To make the pop, I thinned out 1/2 cup of prepared vanilla pudding with 1/4 cup of milk. Then I used a knife to stick banana slices to the sides of the Zoku mold — I used as many as I could cram on, because I wanted this pop to be all about the banana. Finally, I tried to layer cookie crumbs into the pops as I poured (for the crust, of course). However, there was simply too much going on in these pops and no room for crumbs. I pressed a few into the bottoms of the pops (tops of the molds) instead.
They came out looking pretty good:
I like this shot-from-below angle. Makes my pops seem all large and intimidating. And who doesn't like being intimidated by their dessert?
To my surprise, the bananas did not freeze solid in these pops. Rather, they retained their soft and creamy consistency, which provided a nice contrast to the harder pudding. The overall effect was excellent. I’m calling this recipe a keeper.

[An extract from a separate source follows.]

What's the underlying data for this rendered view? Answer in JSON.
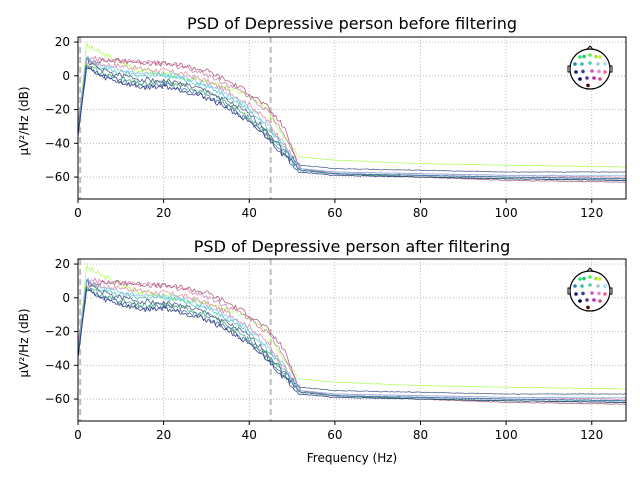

For a few years in there, my eldest daughter’s favorite flavor of ice cream (aside from “pink”) was mint chocolate chip, and so I made today’s pops with her in mind:
I used a modified version of my vanilla base recipe — 3 ounces each milk and half & half and a scant tablespoon of sugar. To this I added approximately 1/2 teaspoon of mint extract and two drops of green food coloring. The coloring is not, of course, strictly necessary. But white pops are boring to look at, so I decided to tint them green.
If truth be told, I hadn’t meant to put as much mint extract in these pops as I did. I really only wanted to put in a drop or two, but somehow I managed to get distracted just as I was pouring the extract and much more ended up in the base than I’d intended. And a good thing, too, because these pops were perfectly minty. The chocolate chips served as a great counterbalance to the mint flavor and hep it from being overpowering. As a result, these pops tasted great.
If I have one issue with these pops, it’s that I should have used a better ratio of cream to milk. While the pops tasted creamy enough, they had a very icy, squeaky consistency. It wasn’t a huge problem, but it wasn’t very pleasant, either.
Overall, these were fun, refreshing pops. I think my daughter will love hers.
I have big plans to do a “cheesecake week” in the near future. I figure I’ll work out a good recipe for a cheesecake base and spend the week playing with it. In the meantime, there’s this:
I saw this Philly chocolate stuff in the store about a week ago and knew I had to try it. It’s delicious on its own, but it was clear to me that it’s true purpose is to make ice pops:
I thinned out a large spoonful of the chocolate with a generous splash of milk. I expected the finished product to taste and feel like a colder version of the spread, but I was wrong. Freezing the mixture intensified the chocolate flavor, while the slight tang of the cream cheese faded further into the background.
The real revelation, though, was the texture. It was soft and creamy, exactly like the pudding pops I ate as a kid. I’ve been trying to achieve this texture in my actual pudding pops without success, but this pop nails it. I’m sure it has something to do with the preservatives and stabilizers in the premade mix, but I’m hoping I can recreate it when I make my own, chemical-free cheesecake base someday.
Given how easy this pop was to make and how very delicious it was, I can seem some variations of it in the future. It’s just too good to wait a year to try again.